American Credibility in the Age of Trump

Reuters

American Credibility in the Age of Trump

Credibility on the world stage is an integral party of American grand strategy—if not U.S. foreign policy writ large.

What best defines the “credibility” of the United States as a global power? In terms of American foreign policy and national security, who determines whether our nation is a “credible” ally or adversary?

The recent resignation letter from Secretary of Defense James Mattis suggests that these questions still matter to sober-minded policymakers. In using terms like “resolute and unambiguous,” “clear-eyed,” and “solidarity,” Mattis arguably was offering a primer on the importance of credibility in U.S. foreign relations.

To maintain the nation’s place as a global power, the argument goes, American credibility matters. Our alliances are based on it. Our enemies make calculations with not only our intentions, but our authenticity in mind. When President Barack Obama, for instance, decided not to intervene in Syria after Bashar Assad crossed an American “red line” by using chemical weapons, former Defense Secretary Leon Panetta asserted that Obama’s failure to act was “damaging” because “the credibility of the United States [was] on the line.”

But how much should credibility alone determine our nation’s foreign policy and grand strategy?

Without question, any nation’s foreign policy has multiple aims—determining threats to national security, articulating a vision of the future, to both friends and enemies alike, and promoting American prosperity to name just a few. And, as the recent National Security Strategy states, adversaries like Russia use “subversive measures to weaken the credibility of America’s commitment” to allies like those in Europe.

This linking of security to credibility is hardly new.
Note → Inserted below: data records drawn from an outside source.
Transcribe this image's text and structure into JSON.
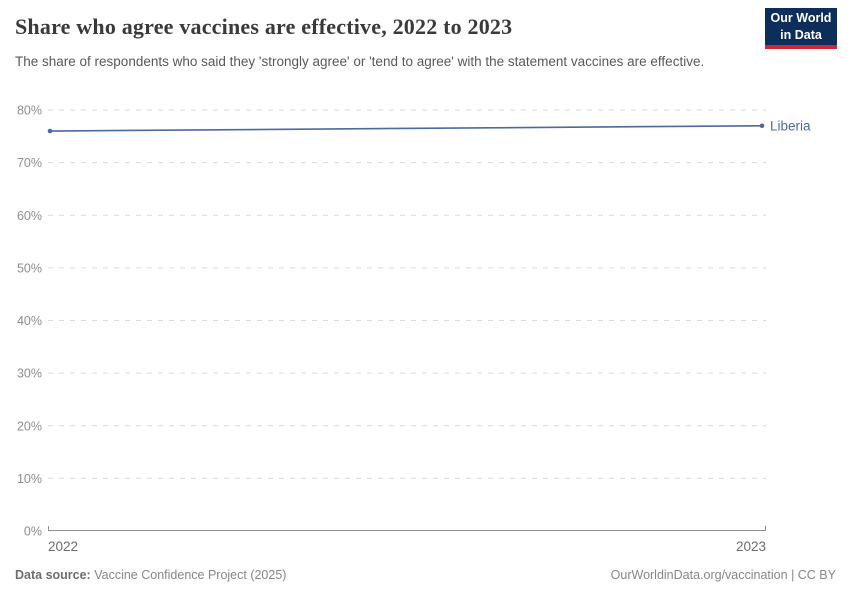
{
  "header": {
    "title": "Share who agree vaccines are effective, 2022 to 2023",
    "subtitle": "The share of respondents who said they 'strongly agree' or 'tend to agree' with the statement vaccines are effective."
  },
  "logo": {
    "line1": "Our World",
    "line2": "in Data",
    "bg": "#0d2e5b",
    "accent": "#cc2a31"
  },
  "chart_data": {
    "type": "line",
    "title": "Share who agree vaccines are effective, 2022 to 2023",
    "xlabel": "",
    "ylabel": "",
    "x": [
      2022,
      2023
    ],
    "xtick_labels": [
      "2022",
      "2023"
    ],
    "series": [
      {
        "name": "Liberia",
        "values": [
          76,
          77
        ],
        "color": "#4c6a9c"
      }
    ],
    "ylim": [
      0,
      80
    ],
    "ytick_step": 10,
    "ytick_suffix": "%",
    "grid": "horizontal-dashed",
    "legend": "inline-end-label"
  },
  "footer": {
    "source_label": "Data source:",
    "source_value": "Vaccine Confidence Project (2025)",
    "credit": "OurWorldinData.org/vaccination | CC BY"
  }
}
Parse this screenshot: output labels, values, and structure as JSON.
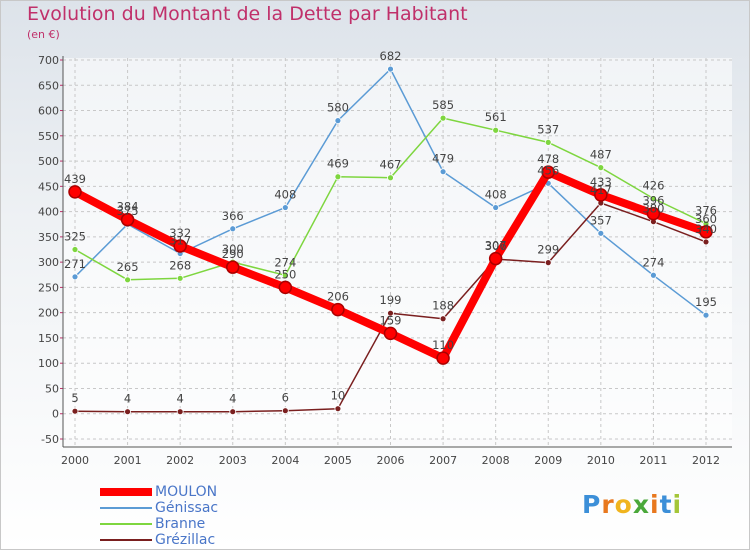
{
  "header": {
    "title": "Evolution du Montant de la Dette par Habitant",
    "unit": "(en €)"
  },
  "logo": {
    "letters": [
      "P",
      "r",
      "o",
      "x",
      "i",
      "t",
      "i"
    ],
    "colors": [
      "#3c8fd8",
      "#e8781e",
      "#f0b41e",
      "#4aa83a",
      "#e8781e",
      "#3c8fd8",
      "#a4c638"
    ]
  },
  "chart_data": {
    "type": "line",
    "x": [
      "2000",
      "2001",
      "2002",
      "2003",
      "2004",
      "2005",
      "2006",
      "2007",
      "2008",
      "2009",
      "2010",
      "2011",
      "2012"
    ],
    "ylim": [
      -50,
      700
    ],
    "yticks": [
      "-50",
      "0",
      "50",
      "100",
      "150",
      "200",
      "250",
      "300",
      "350",
      "400",
      "450",
      "500",
      "550",
      "600",
      "650",
      "700"
    ],
    "grid": true,
    "legend_position": "bottom-left",
    "series": [
      {
        "name": "MOULON",
        "color": "#ff0000",
        "values": [
          439,
          384,
          332,
          290,
          250,
          206,
          159,
          110,
          307,
          478,
          433,
          396,
          360
        ],
        "labels": [
          "439",
          "384",
          "332",
          "290",
          "250",
          "206",
          "159",
          "110",
          "307",
          "478",
          "433",
          "396",
          "360"
        ]
      },
      {
        "name": "Génissac",
        "color": "#5b9bd5",
        "values": [
          271,
          375,
          317,
          366,
          408,
          580,
          682,
          479,
          408,
          456,
          357,
          274,
          195
        ],
        "labels": [
          "271",
          "375",
          "317",
          "366",
          "408",
          "580",
          "682",
          "479",
          "408",
          "456",
          "357",
          "274",
          "195"
        ]
      },
      {
        "name": "Branne",
        "color": "#7ed63f",
        "values": [
          325,
          265,
          268,
          300,
          274,
          469,
          467,
          585,
          561,
          537,
          487,
          426,
          376
        ],
        "labels": [
          "325",
          "265",
          "268",
          "300",
          "274",
          "469",
          "467",
          "585",
          "561",
          "537",
          "487",
          "426",
          "376"
        ]
      },
      {
        "name": "Grézillac",
        "color": "#7a1f1f",
        "values": [
          5,
          4,
          4,
          4,
          6,
          10,
          199,
          188,
          306,
          299,
          417,
          380,
          340
        ],
        "labels": [
          "5",
          "4",
          "4",
          "4",
          "6",
          "10",
          "199",
          "188",
          "306",
          "299",
          "417",
          "380",
          "340"
        ]
      }
    ]
  }
}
Throughout the American war in Vietnam, U.S. presidents assumed the nation’s prestige, and thus capacity to influence the rest of the globe, rested upon them acting purposefully in defending and expanding American interests. They were not alone.

In June 1965, as Washington policymakers debated escalation in South Vietnam, National Security Advisor McGeorge Bundy argued to President Lyndon Johnson that any American actions in Southeast Asia “should be judged in terms of its effect on the credibility of our commitments throughout the world.”

Four years later, little had changed. Bundy’s successor, Henry Kissinger, spoke often of potential “credibility gaps” when arguing for military force to cover President Richard Nixon’s withdrawal plans from Vietnam. After the war, Nixon was even more direct. “We did not wring our hands when it became necessary to use military force or the threat of force. Our record established our credibility,” the former president argued, and our enemies “respected it.”

For sure, both presidents conflated their personal prestige with matters of national honor. In the end, however, both Johnson and Nixon acknowledged that credibility on the world stage was an integral party of American grand strategy, if not U.S. foreign policy writ large. It would seem General Mattis thinks along similar lines. So, too, do various other commentators concerned about President Trump’s precipitate withdrawal from Syria.

Yet if Trump’s recent policy pronouncements suggest he may not fully be considering how his actions might portend long-term consequences for U.S. credibility, it is incumbent upon all of us to start asking hard questions about how much “credibility” should drive American foreign policy and grand strategy.

The Syrian parallels to the Vietnam debate already are present. Analysts have argued that the U.S. withdrawal from Syria is “an abandonment of America’s key allies,” a key refrain of American hawks who blamed Congress for not continuing its support to the failed Saigon regime. But few of these foreign-policy specialists, now and then, offered tangible evidence for how a U.S. withdrawal would irrevocably damage American credibility overseas.

Moreover, Americans, regardless of political party, should candidly question when a president’s individual prestige becomes so overtly intertwined with that of the nation. Far too often that happened during the war in Vietnam. It is hubris to fight wars or dismantle alliances simply to indulge a president’s personal whims. But so, too, is it misguided to sacrifice blood and treasure for the sole reason of an undefined sense of national credibility. Decisions on American grand strategy need to be more than just about the nation’s prestige.

We might ask, then, who most defines our nation’s credibility? Is it a mercurial president who reflexively lashes out at those he perceives have slighted him? Is it a Secretary of Defense who traveled extensively to shore up nervous allies in the wake of the president’s latest tweet tirades? And what role do we as American citizens play?

Our nation’s credibility should include a common sense of our basic values, a commitment to ideals that elevate rather than degrade the nation in the eyes of the world. It involves trust that is earned. It should be about being seen as dependable by our friends and predictably stalwart by our enemies. And alone, it should never serve as the president’s primary call for using military force simply for the goal of maintaining a vague sense of national honor or prestige.

If we, America’s citizens, are worried about the nation’s credibility abroad in these turbulent times, then we need to be more precise in how, collectively, we want define this term. And, just as importantly, we should more forcefully ask our policymakers to better articulate how our “credibility” is linked to our national-security interests.

Gregory A. Daddis is associate professor of history and director of the MA Program in War and Society Studies at Chapman University. He is author of Withdrawal: Reassessing America's Final Years in Vietnam.